The higher profits in spite of sales decreases across the board are mostly due to a combination of lower fuel and purchased power costs on the electric side, said CEO Gale Klappa during a conference call with financial analysts Tuesday. Klappa said the extent of the sales drops in a very short period of time — less than six months — is unprecedented in the utility’s history. Similarly, the drop in fuel costs, particularly wholesale natural gas prices, has been “significant,” he said, noting that it prompted a filing late in April with Wisconsin regulators to lower retail power rates in the state to reflect the lower fuel costs.

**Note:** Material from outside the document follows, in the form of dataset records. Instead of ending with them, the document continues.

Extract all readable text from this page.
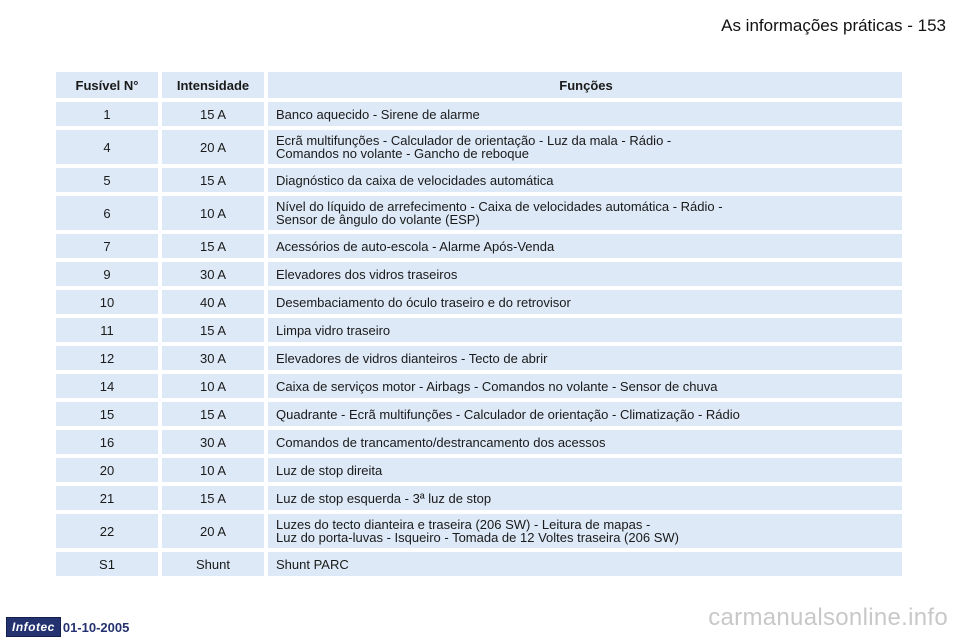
As informações práticas - 153
Fusível N°	Intensidade	Funções
1	15 A	Banco aquecido - Sirene de alarme

4	20 A	Ecrã multifunções - Calculador de orientação - Luz da mala - Rádio -
Comandos no volante - Gancho de reboque

5	15 A	Diagnóstico da caixa de velocidades automática

6	10 A	Nível do líquido de arrefecimento - Caixa de velocidades automática - Rádio -
Sensor de ângulo do volante (ESP)

7	15 A	Acessórios de auto-escola - Alarme Após-Venda

9	30 A	Elevadores dos vidros traseiros

10	40 A	Desembaciamento do óculo traseiro e do retrovisor

11	15 A	Limpa vidro traseiro

12	30 A	Elevadores de vidros dianteiros - Tecto de abrir

14	10 A	Caixa de serviços motor - Airbags - Comandos no volante - Sensor de chuva

15	15 A	Quadrante - Ecrã multifunções - Calculador de orientação - Climatização - Rádio

16	30 A	Comandos de trancamento/destrancamento dos acessos

20	10 A	Luz de stop direita

21	15 A	Luz de stop esquerda - 3ª luz de stop

22	20 A	Luzes do tecto dianteira e traseira (206 SW) - Leitura de mapas -
Luz do porta-luvas - Isqueiro - Tomada de 12 Voltes traseira (206 SW)

S1	Shunt	Shunt PARC
Infotec 01-10-2005	carmanualsonline.info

Electricity retail sales overall dropped 8.4% for the first quarter compared to the same period last year, while WE reported net income from continuing operations at $142 million, or $1.20/share, in the first quarter, compared with $123 million, or $1.04/share, for that same period in 2008. The largest retail sales drop occurred among the utility’s biggest customers — 17.8% for the large commercial/industrial group, involving the mining, paper and manufacturing sectors most of all. Small business customer sales dropped 2.3%, and residential 3.5%, Klappa said.

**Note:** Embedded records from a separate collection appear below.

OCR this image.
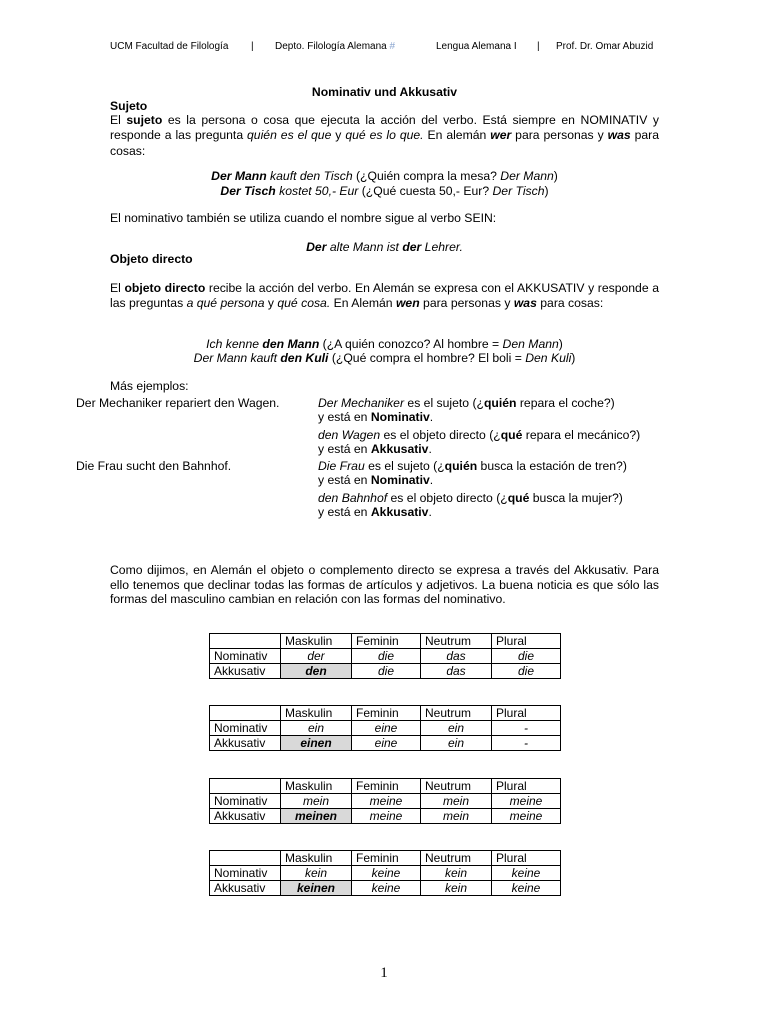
UCM Facultad de Filología | Depto. Filología Alemana #	Lengua Alemana I | Prof. Dr. Omar Abuzid
Nominativ und Akkusativ
Sujeto
El sujeto es la persona o cosa que ejecuta la acción del verbo. Está siempre en NOMINATIV y responde a las pregunta quién es el que y qué es lo que. En alemán wer para personas y was para cosas:
Der Mann kauft den Tisch (¿Quién compra la mesa? Der Mann)
Der Tisch kostet 50,- Eur (¿Qué cuesta 50,- Eur? Der Tisch)
El nominativo también se utiliza cuando el nombre sigue al verbo SEIN:
Der alte Mann ist der Lehrer.
Objeto directo
El objeto directo recibe la acción del verbo. En Alemán se expresa con el AKKUSATIV y responde a las preguntas a qué persona y qué cosa. En Alemán wen para personas y was para cosas:
Ich kenne den Mann (¿A quién conozco? Al hombre = Den Mann)
Der Mann kauft den Kuli (¿Qué compra el hombre? El boli = Den Kuli)
Más ejemplos:
Der Mechaniker repariert den Wagen.	Der Mechaniker es el sujeto (¿quién repara el coche?)
y está en Nominativ.
den Wagen es el objeto directo (¿qué repara el mecánico?)
y está en Akkusativ.
Die Frau sucht den Bahnhof.	Die Frau es el sujeto (¿quién busca la estación de tren?)
y está en Nominativ.
den Bahnhof es el objeto directo (¿qué busca la mujer?)
y está en Akkusativ.
Como dijimos, en Alemán el objeto o complemento directo se expresa a través del Akkusativ. Para ello tenemos que declinar todas las formas de artículos y adjetivos. La buena noticia es que sólo las formas del masculino cambian en relación con las formas del nominativo.
	Maskulin	Feminin	Neutrum	Plural
Nominativ	der	die	das	die
Akkusativ	den	die	das	die
	Maskulin	Feminin	Neutrum	Plural
Nominativ	ein	eine	ein	-
Akkusativ	einen	eine	ein	-
	Maskulin	Feminin	Neutrum	Plural
Nominativ	mein	meine	mein	meine
Akkusativ	meinen	meine	mein	meine
	Maskulin	Feminin	Neutrum	Plural
Nominativ	kein	keine	kein	keine
Akkusativ	keinen	keine	kein	keine
1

“Overall, the company is weathering the economic downturn well with solid expense control and continuing modest growth in new customers,” said Klappa, noting the latest U.S. Department of Energy statistics indicating that Wisconsin utility rates are “significantly below the national average.”

In response to questions, Klappa and WE’s CFO Allen Leverett said at this point they do not see any “material, sequential improvement” in the national or regional economies. “What we see is a stabilizing effect at a lower level,” Leverett said. “We hope we are beginning to scrape the bottom [of the downturn cycle] right now.”

“We’re trying to be appropriately conservative here,” Klappa said. “We’re in some uncharted territory because we have looked back in our records — and this company has kept very good records for decades — and we have not seen, and I don’t think many companies have, the kinds of precipitous declines in sales in this short a period — ever. That’s why we want to be conservative in estimating what the second half of this year might look like.”